ACUERDO Y SENTENCIA Nº 837/03

EXPEDIENTE: “RECURSO DE REVISIÓN INTERP. EN LOS AUTOS: “STARI ALFONS S/ FALSIFICACIÓN DE INSTRUMENTO PRIVADO, DE FIRMA Y OTROS EN ESTA CAPITAL”.

 

En la ciudad de Asunción, Capital de la República del Paraguay, a los cinco días del mes de junio del año dos mil tres, estando reunidos en la Sala de Acuerdos de la Corte Suprema de Justicia los Señores Ministros de la Sala Penal, Doctores JERÓNIMO IRALA BURGOS, FELIPE SANTIAGO PAREDES Y WILDO RIENZI GALEANO, ante mí, el Secretario Autorizante, se trajo al acuerdo el expediente caratulado: “RECURSO DE REVISIÓN interp. en los autos: “STARI ALFONS s/ falsificación de instrumento privado, de firma y otros en esta Capital”, a objeto de resolver el recurso de revisión interpuesto contra el Acuerdo y Sentencia N° 70 de fecha 8 de mayo de 2002, dictado por el Tribunal de Apelación en lo Criminal, Primera Sala.

Previo el estudio de los antecedentes del caso, la Corte Suprema de Justicia, Sala Penal, resolvió plantear la siguiente;

CUESTIÓN:

¿Procede acceder a la revisión de la sentencia solicitada en autos?.
Practicado el sorteo de ley para determinar el orden de votación dio el siguiente resultado: RIENZI GALEANO, IRALA BURGOS y PAREDES.

A la cuestión planteada, el Doctor RIENZI GALEANO dijo: La Revisión, uno de los recursos introducidos a los procesos penales por la Ley N° 1.286 del 8 de julio de 1998 – el nuevo Código Procesal Penal –, es de carácter extraordinario y, como tal, las normas que lo rigen son de interpretación restrictiva, limitada a los que ellas expresan, sin posibilidad de extenderla analógicamente. El Recurso de Revisión es, como dice NICETO ALCALA – ZAMORA Y CASTILLO, “un medio impugnativo... excepcional”, por lo que igualmente procede solamente cuando también se producen “excepcionales circunstancias de hecho, taxativamente enunciadas en la ley”, y exclusivamente contra sentencias firmes y ejecutoriadas.

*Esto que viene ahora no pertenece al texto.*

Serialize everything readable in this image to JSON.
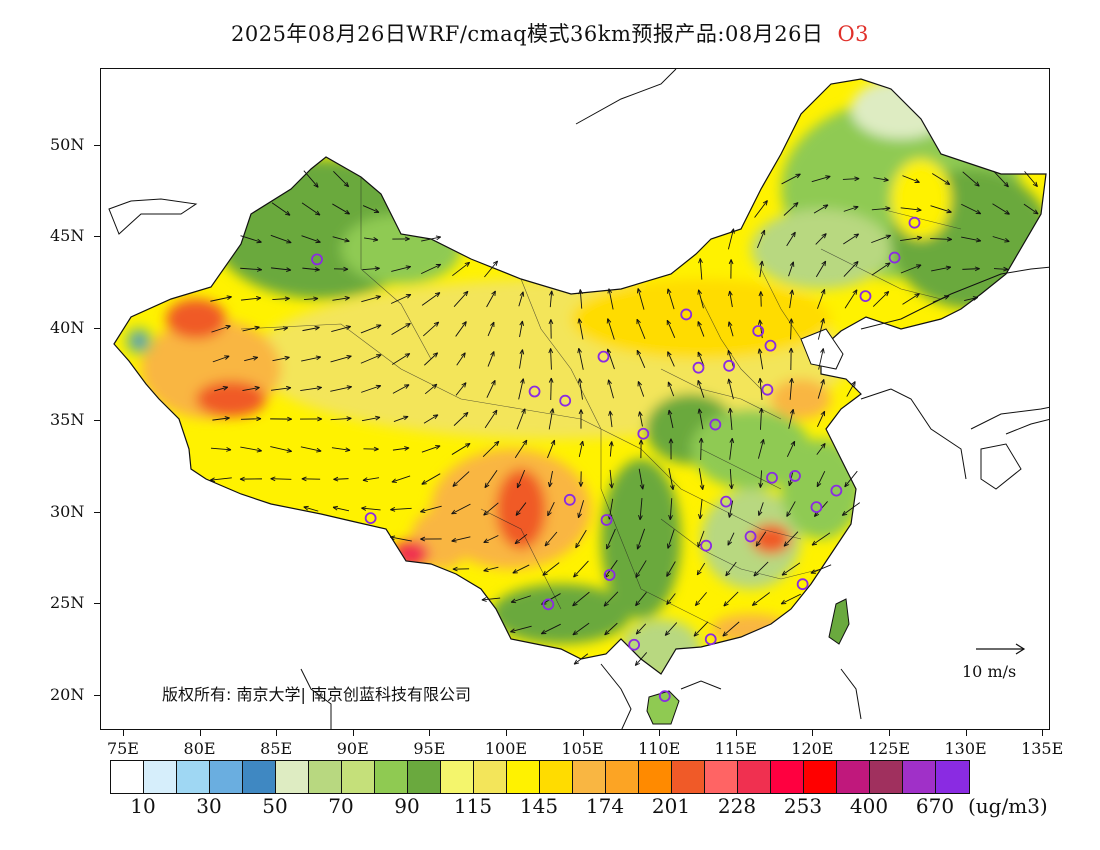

Tanto es así, que el conocido procesalista Doctor LUIS A. BARBERIS, en su conocida obra “CODIGO DE PROCEDIMIENTOS EN MATERIA PENAL”, al referirse a la REVISIÓN señala, que “El carácter extraordinario del recurso hace que sólo sea este posible contra las sentencias irrevocables y condenatorias del fuero penal; lo que significa que no es procedente contra una sentencia sujeta a impugnación por los recursos ordinarios que la ley procesal autoriza... ni tampoco contra una sentencia que no imponga condena...”. Tomo II, pág. 96.

Con lo indicado precedentemente, se tiene perfectamente delineado el marco dentro del cual se vuelve admisible y procedente el Recurso de Revisión. Corresponde seguidamente establecer lo que señala, con respecto a esta institución, el Código Procesal Penal vigente, que la regula desde el Art. 481 al 489. En estos artículos se determinan los motivos que autorizan la promoción del recurso; las personas que lo pueden promover; la manera y ante qué autoridad judicial debe interponerse; el procedimiento a seguir; la indemnización que puede percibir el condenado cuando así corresponda y lo que ocurre, o puede ocurrir, cuando el recurso es rechazado.

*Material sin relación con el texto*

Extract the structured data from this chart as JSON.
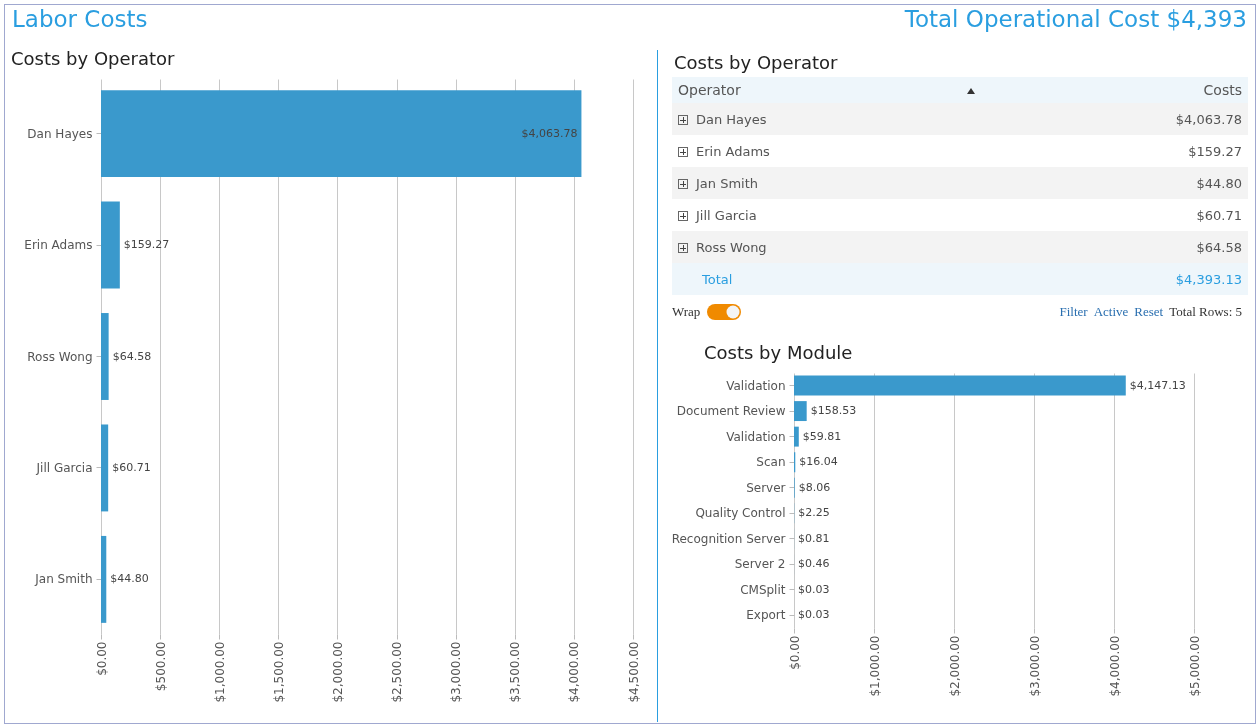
{
  "chart_data": [
    {
      "type": "bar",
      "orientation": "horizontal",
      "title": "Labor Costs",
      "subtitle": "Costs by Operator",
      "annotations": [
        "Total Operational Cost $4,393"
      ],
      "categories": [
        "Dan Hayes",
        "Erin Adams",
        "Ross Wong",
        "Jill Garcia",
        "Jan Smith"
      ],
      "values": [
        4063.78,
        159.27,
        64.58,
        60.71,
        44.8
      ],
      "value_labels": [
        "$4,063.78",
        "$159.27",
        "$64.58",
        "$60.71",
        "$44.80"
      ],
      "color": "#3a99cc",
      "grid": "x",
      "xlim": [
        0,
        4500
      ],
      "xticks": [
        {
          "value": 0,
          "label": "$0.00"
        },
        {
          "value": 500,
          "label": "$500.00"
        },
        {
          "value": 1000,
          "label": "$1,000.00"
        },
        {
          "value": 1500,
          "label": "$1,500.00"
        },
        {
          "value": 2000,
          "label": "$2,000.00"
        },
        {
          "value": 2500,
          "label": "$2,500.00"
        },
        {
          "value": 3000,
          "label": "$3,000.00"
        },
        {
          "value": 3500,
          "label": "$3,500.00"
        },
        {
          "value": 4000,
          "label": "$4,000.00"
        },
        {
          "value": 4500,
          "label": "$4,500.00"
        }
      ]
    },
    {
      "type": "other",
      "title": "Costs by Operator",
      "xlabel": "Operator",
      "ylabel": "Costs",
      "categories": [
        "Dan Hayes",
        "Erin Adams",
        "Jan Smith",
        "Jill Garcia",
        "Ross Wong",
        "Total"
      ],
      "value_labels": [
        "$4,063.78",
        "$159.27",
        "$44.80",
        "$60.71",
        "$64.58",
        "$4,393.13"
      ],
      "annotations": [
        "Wrap",
        "Filter",
        "Active",
        "Reset",
        "Total Rows: 5"
      ]
    },
    {
      "type": "bar",
      "orientation": "horizontal",
      "title": "Costs by Module",
      "categories": [
        "Validation",
        "Document Review",
        "Validation",
        "Scan",
        "Server",
        "Quality Control",
        "Recognition Server",
        "Server 2",
        "CMSplit",
        "Export"
      ],
      "values": [
        4147.13,
        158.53,
        59.81,
        16.04,
        8.06,
        2.25,
        0.81,
        0.46,
        0.03,
        0.03
      ],
      "value_labels": [
        "$4,147.13",
        "$158.53",
        "$59.81",
        "$16.04",
        "$8.06",
        "$2.25",
        "$0.81",
        "$0.46",
        "$0.03",
        "$0.03"
      ],
      "color": "#3a99cc",
      "grid": "x",
      "xlim": [
        0,
        5000
      ],
      "xticks": [
        {
          "value": 0,
          "label": "$0.00"
        },
        {
          "value": 1000,
          "label": "$1,000.00"
        },
        {
          "value": 2000,
          "label": "$2,000.00"
        },
        {
          "value": 3000,
          "label": "$3,000.00"
        },
        {
          "value": 4000,
          "label": "$4,000.00"
        },
        {
          "value": 5000,
          "label": "$5,000.00"
        }
      ]
    }
  ]
}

Todo esto lleva a la conclusión de que, para resolver la cuestión deducida, debe constatarse, en primer término, si el recurso de revisión planteado a favor del señor STARI ALFONS, condenado a tres (3) años de privación de la libertad en Primera Instancia, decisión confirmada, de hecho, en Segunda Instancia, por la perpetración del delito de falsificación de documento y estafa en esta Capital (fs. 117 y 141), fue interpuesto como lo requiere el Código Procesal Penal.

Examinada la presentación de la recurrente (fs. 153/163) se comprueba, con suma facilidad, que el recurso en mención fue promovido de acuerdo a los previsto en los Art. 482 y 483 del Código Procesal Penal y fundado en lo que dispone el Art. 481, inc. 4), del mismo cuerpo legal. Acreditado así y verificada la existencia de todas esas exigencias, previas e inexcusables; corresponde inmediatamente considerar la procedencia o no del recurso deducido.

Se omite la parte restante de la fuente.